Activation of the canonical Wnt pathway is required and sufficient for embryonic joint specification (Hartmann and Tabin, 2001; Guo et al., 2004), and both canonical and noncanonical Wnt signaling regulate morphogenesis, proliferation, cell specification, and differentiation within the developing skeleton (Church et al., 2002; Enomoto-Iwamoto et al., 2002; Yang et al., 2003; Koyama et al., 2008).

In adult life, modulation of Wnt signaling has an important role in cartilage homeostasis. We demonstrated enhanced activation of the canonical Wnt pathway in osteoarthritic cartilage in humans (Dell’Accio et al., 2001) and after cartilage injury in mice (Dell’Accio et al., 2008; Eltawil et al., 2009). In addition, a loss of function polymorphism in the SFRP3 gene, encoding for a soluble Wnt inhibitor (Leyns et al., 1997; Wang et al., 1997), has been linked to an increased susceptibility to develop OA (Loughlin et al., 2004; Lories et al., 2007). These data, together with other in vivo and in vitro experimental evidence, suggest that an over-activation of the β-catenin–dependent/Wnt pathway might be involved in OA pathogenesis (Schett et al., 2008; Luyten et al., 2009).

However, the results of functional studies using mouse genetics contrast with each other and are difficult to interpret.
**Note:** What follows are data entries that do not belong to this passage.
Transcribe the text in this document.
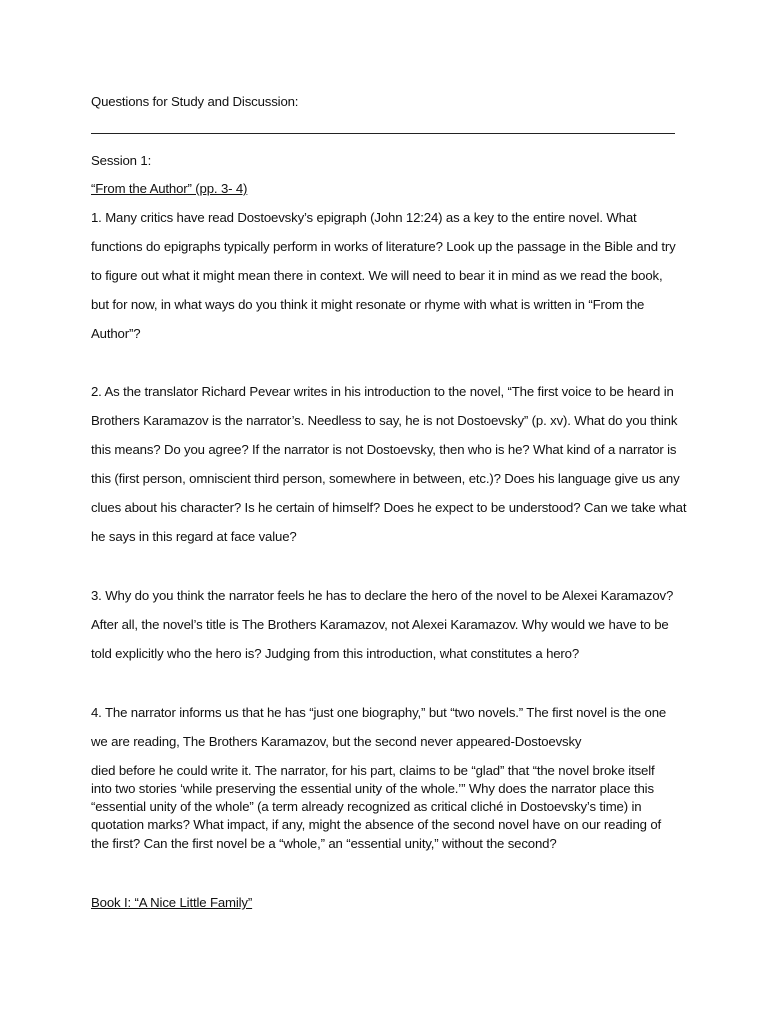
Questions for Study and Discussion:
Session 1:
“From the Author” (pp. 3- 4)
1. Many critics have read Dostoevsky’s epigraph (John 12:24) as a key to the entire novel. What
functions do epigraphs typically perform in works of literature? Look up the passage in the Bible and try
to figure out what it might mean there in context. We will need to bear it in mind as we read the book,
but for now, in what ways do you think it might resonate or rhyme with what is written in “From the
Author”?
2. As the translator Richard Pevear writes in his introduction to the novel, “The first voice to be heard in
Brothers Karamazov is the narrator’s. Needless to say, he is not Dostoevsky” (p. xv). What do you think
this means? Do you agree? If the narrator is not Dostoevsky, then who is he? What kind of a narrator is
this (first person, omniscient third person, somewhere in between, etc.)? Does his language give us any
clues about his character? Is he certain of himself? Does he expect to be understood? Can we take what
he says in this regard at face value?
3. Why do you think the narrator feels he has to declare the hero of the novel to be Alexei Karamazov?
After all, the novel’s title is The Brothers Karamazov, not Alexei Karamazov. Why would we have to be
told explicitly who the hero is? Judging from this introduction, what constitutes a hero?
4. The narrator informs us that he has “just one biography,” but “two novels.” The first novel is the one
we are reading, The Brothers Karamazov, but the second never appeared-Dostoevsky
died before he could write it. The narrator, for his part, claims to be “glad” that “the novel broke itself
into two stories ‘while preserving the essential unity of the whole.’” Why does the narrator place this
“essential unity of the whole” (a term already recognized as critical cliché in Dostoevsky’s time) in
quotation marks? What impact, if any, might the absence of the second novel have on our reading of
the first? Can the first novel be a “whole,” an “essential unity,” without the second?
Book I: “A Nice Little Family”
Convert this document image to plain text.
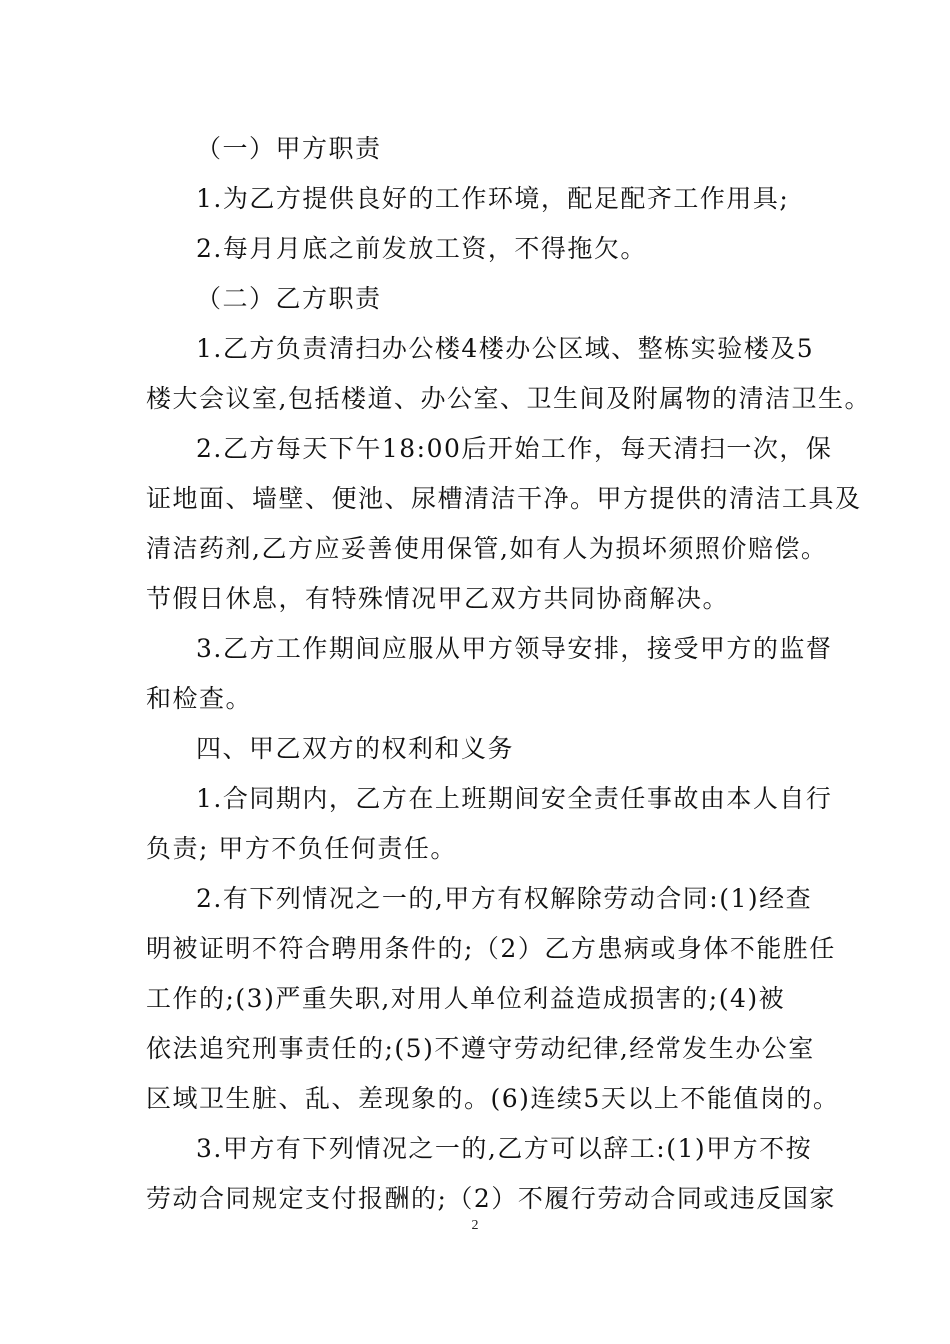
（一）甲方职责
1.为乙方提供良好的工作环境，配足配齐工作用具;
2.每月月底之前发放工资，不得拖欠。
（二）乙方职责
1.乙方负责清扫办公楼4楼办公区域、整栋实验楼及5
楼大会议室,包括楼道、办公室、卫生间及附属物的清洁卫生。
2.乙方每天下午18:00后开始工作，每天清扫一次，保
证地面、墙壁、便池、尿槽清洁干净。甲方提供的清洁工具及
清洁药剂,乙方应妥善使用保管,如有人为损坏须照价赔偿。
节假日休息，有特殊情况甲乙双方共同协商解决。
3.乙方工作期间应服从甲方领导安排，接受甲方的监督
和检查。
四、甲乙双方的权利和义务
1.合同期内，乙方在上班期间安全责任事故由本人自行
负责; 甲方不负任何责任。
2.有下列情况之一的,甲方有权解除劳动合同:(1)经查
明被证明不符合聘用条件的;（2）乙方患病或身体不能胜任
工作的;(3)严重失职,对用人单位利益造成损害的;(4)被
依法追究刑事责任的;(5)不遵守劳动纪律,经常发生办公室
区域卫生脏、乱、差现象的。(6)连续5天以上不能值岗的。
3.甲方有下列情况之一的,乙方可以辞工:(1)甲方不按
劳动合同规定支付报酬的;（2）不履行劳动合同或违反国家
2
For instance, both repression and forced activation of the canonical Wnt signaling resulted in chondrodysplasia in embryonic life (Akiyama et al., 2004) and in OA development postnatally (Lories et al., 2007; Chen et al., 2008; Koyama et al., 2008; Zhu et al., 2008, 2009).

We demonstrated that the prototypical canonical activator WNT-3A and the inhibitor of the canonical pathway DKK1 both induce down-regulation of cartilage phenotypic markers and reduction of glycosaminoglycan (GAG)-rich extracellular matrix in vitro. Although the fact that an activator and an inhibitor of the canonical Wnt pathway both lead to the same outcome is very surprising, nevertheless it is in keeping with the in vivo data mentioned previously and provided a convenient system to dissect the underpinning molecular mechanisms. We therefore used this system to propose a new model according to which WNT-3A can simultaneously activate the β-catenin–dependent and CaMKII-dependent signaling, each with specific outcomes; reciprocal inhibition of these two pathways explains how differentiation is induced by WNT-3A through activation of CaMKII, and by DKK1 through inhibition of the canonical pathway and consequent de-repression of the CaMKII pathway.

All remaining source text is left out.